Cook and graduate student Brandon Mouery treated cultured human cells with palbociclib, a drug used for metastatic breast cancer, to study the role of protein degradation in halting cell growth. Using advanced techniques such as microscopy, flow cytometry, and proteomics, they discovered that the enzyme APC/C, which targets proteins for degradation to regulate the cell cycle, enhances the effectiveness of palbociclib. This finding suggests that APC/C levels in tumors could help predict patient responses to palbociclib and similar drugs. Reduced APC/C activity might indicate poor treatment response or a higher risk of relapse.
The researchers also observed that both cancerous and non-cancerous cells can bypass drug-induced proliferation arrest. These “escapee” cells struggle to replicate DNA on their own, likely delegating DNA replication to proteins that initiate cell division later in the cell cycle. This indicates that cells can use alternate pathways for uncontrolled growth.
“Cell proliferation has been intensively studied for decades, yet we can still be surprised,” Cook noted. “Sometimes our textbook understanding is still quite incomplete, so we need to keep an open mind and continually challenge paradigms.” These findings could lead to new interventions that induce long-lasting proliferation arrest by exploiting this escape mechanism and cancer-associated DNA replication errors, potentially forcing cancer cells into a “self-destructive” growth mode.
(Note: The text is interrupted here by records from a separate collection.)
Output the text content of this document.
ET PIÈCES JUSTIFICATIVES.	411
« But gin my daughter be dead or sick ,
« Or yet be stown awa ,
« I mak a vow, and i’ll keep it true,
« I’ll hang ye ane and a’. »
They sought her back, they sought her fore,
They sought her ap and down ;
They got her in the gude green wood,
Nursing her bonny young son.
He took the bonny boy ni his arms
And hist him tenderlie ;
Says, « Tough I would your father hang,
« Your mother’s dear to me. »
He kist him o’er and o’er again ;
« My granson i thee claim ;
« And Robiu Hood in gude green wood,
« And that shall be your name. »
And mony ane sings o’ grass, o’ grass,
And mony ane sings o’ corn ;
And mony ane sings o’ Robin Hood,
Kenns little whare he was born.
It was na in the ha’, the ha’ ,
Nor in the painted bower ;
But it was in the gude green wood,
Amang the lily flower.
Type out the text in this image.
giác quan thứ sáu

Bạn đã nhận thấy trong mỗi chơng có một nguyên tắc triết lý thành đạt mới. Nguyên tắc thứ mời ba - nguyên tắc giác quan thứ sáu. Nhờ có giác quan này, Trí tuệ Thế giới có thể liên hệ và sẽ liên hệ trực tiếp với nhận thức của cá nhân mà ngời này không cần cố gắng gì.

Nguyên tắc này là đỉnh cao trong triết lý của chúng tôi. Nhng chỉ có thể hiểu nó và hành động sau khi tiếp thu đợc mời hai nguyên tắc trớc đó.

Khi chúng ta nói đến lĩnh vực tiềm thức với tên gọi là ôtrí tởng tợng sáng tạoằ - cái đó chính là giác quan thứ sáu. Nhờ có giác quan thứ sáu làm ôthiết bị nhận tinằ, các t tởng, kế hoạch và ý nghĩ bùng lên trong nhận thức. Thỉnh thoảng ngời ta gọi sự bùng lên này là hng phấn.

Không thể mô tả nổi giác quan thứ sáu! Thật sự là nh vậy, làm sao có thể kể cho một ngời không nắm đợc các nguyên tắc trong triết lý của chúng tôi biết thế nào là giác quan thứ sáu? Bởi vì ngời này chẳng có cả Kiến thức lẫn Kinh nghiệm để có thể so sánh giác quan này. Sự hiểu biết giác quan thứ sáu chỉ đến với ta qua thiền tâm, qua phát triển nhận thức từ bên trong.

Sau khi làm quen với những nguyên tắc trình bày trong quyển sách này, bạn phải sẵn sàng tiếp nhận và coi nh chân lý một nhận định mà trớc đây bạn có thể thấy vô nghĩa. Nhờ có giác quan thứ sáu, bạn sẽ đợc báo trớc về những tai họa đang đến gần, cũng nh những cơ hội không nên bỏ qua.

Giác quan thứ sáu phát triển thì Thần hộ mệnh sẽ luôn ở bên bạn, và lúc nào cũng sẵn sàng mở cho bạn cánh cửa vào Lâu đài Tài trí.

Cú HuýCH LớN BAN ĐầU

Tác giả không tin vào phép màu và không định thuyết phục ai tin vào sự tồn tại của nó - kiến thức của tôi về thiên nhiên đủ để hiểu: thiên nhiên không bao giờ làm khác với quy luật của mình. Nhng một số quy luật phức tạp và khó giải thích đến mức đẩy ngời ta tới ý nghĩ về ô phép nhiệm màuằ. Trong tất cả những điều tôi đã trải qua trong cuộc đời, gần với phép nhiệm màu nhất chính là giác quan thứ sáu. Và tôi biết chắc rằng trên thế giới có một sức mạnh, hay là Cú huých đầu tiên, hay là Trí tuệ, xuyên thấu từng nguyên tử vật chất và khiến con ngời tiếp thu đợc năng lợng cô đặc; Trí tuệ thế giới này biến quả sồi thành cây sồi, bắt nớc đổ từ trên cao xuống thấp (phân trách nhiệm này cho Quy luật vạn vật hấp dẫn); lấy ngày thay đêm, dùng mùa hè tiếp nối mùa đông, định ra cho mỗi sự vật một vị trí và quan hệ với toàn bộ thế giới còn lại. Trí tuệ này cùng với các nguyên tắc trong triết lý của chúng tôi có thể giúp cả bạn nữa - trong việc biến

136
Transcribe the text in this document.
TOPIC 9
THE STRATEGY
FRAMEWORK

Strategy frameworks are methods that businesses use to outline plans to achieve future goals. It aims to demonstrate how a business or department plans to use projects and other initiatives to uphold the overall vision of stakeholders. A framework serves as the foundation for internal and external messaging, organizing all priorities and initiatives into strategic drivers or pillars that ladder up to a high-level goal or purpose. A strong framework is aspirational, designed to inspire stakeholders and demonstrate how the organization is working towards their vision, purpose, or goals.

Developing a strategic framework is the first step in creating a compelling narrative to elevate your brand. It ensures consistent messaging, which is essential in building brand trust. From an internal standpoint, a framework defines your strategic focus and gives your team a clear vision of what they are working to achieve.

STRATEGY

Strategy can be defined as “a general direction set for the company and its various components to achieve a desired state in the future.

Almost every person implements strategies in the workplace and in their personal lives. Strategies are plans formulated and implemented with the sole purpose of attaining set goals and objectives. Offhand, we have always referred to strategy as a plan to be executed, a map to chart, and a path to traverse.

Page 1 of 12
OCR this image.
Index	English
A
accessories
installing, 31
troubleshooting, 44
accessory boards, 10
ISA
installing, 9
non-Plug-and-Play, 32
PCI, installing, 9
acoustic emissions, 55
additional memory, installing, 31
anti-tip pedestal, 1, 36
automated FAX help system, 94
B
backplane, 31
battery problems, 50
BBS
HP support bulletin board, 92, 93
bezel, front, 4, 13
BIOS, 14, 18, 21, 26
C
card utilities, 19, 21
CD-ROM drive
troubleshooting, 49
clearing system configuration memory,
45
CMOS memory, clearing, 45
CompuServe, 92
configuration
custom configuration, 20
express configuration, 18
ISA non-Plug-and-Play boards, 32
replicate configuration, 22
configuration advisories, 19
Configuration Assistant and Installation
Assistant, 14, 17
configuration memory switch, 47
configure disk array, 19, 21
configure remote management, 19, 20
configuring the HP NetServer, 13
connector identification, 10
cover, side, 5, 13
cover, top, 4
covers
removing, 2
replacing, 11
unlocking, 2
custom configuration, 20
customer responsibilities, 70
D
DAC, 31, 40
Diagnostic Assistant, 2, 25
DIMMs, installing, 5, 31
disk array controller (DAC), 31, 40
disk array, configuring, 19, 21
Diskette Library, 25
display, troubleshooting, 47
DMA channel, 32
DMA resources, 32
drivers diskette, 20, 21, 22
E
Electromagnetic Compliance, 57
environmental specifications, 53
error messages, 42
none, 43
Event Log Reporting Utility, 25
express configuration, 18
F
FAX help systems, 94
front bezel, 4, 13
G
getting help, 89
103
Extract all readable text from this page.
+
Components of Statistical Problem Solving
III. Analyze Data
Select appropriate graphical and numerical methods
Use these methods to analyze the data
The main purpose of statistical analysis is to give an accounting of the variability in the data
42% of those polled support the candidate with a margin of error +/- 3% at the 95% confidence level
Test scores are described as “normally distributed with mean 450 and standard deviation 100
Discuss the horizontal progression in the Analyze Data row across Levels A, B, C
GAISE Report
This breakthrough highlights the importance of continually questioning established scientific knowledge and exploring new pathways in cancer research. Understanding the mechanisms of how cancer cells evade treatment can pave the way for the development of more effective therapies. By targeting the escape routes that cancer cells use to proliferate, researchers hope to design interventions that can halt cancer growth more effectively and reduce the likelihood of relapse.
In conclusion, the discovery of the role of the APC/C enzyme in cancer cell proliferation and treatment resistance offers a promising avenue for improving cancer therapies. By focusing on the cellular processes that allow cancer cells to evade current treatments, scientists can develop strategies to block these escape mechanisms, leading to more successful and long-lasting cancer treatments. This research not only advances our understanding of cancer biology but also brings hope for better outcomes for patients undergoing anticancer therapies.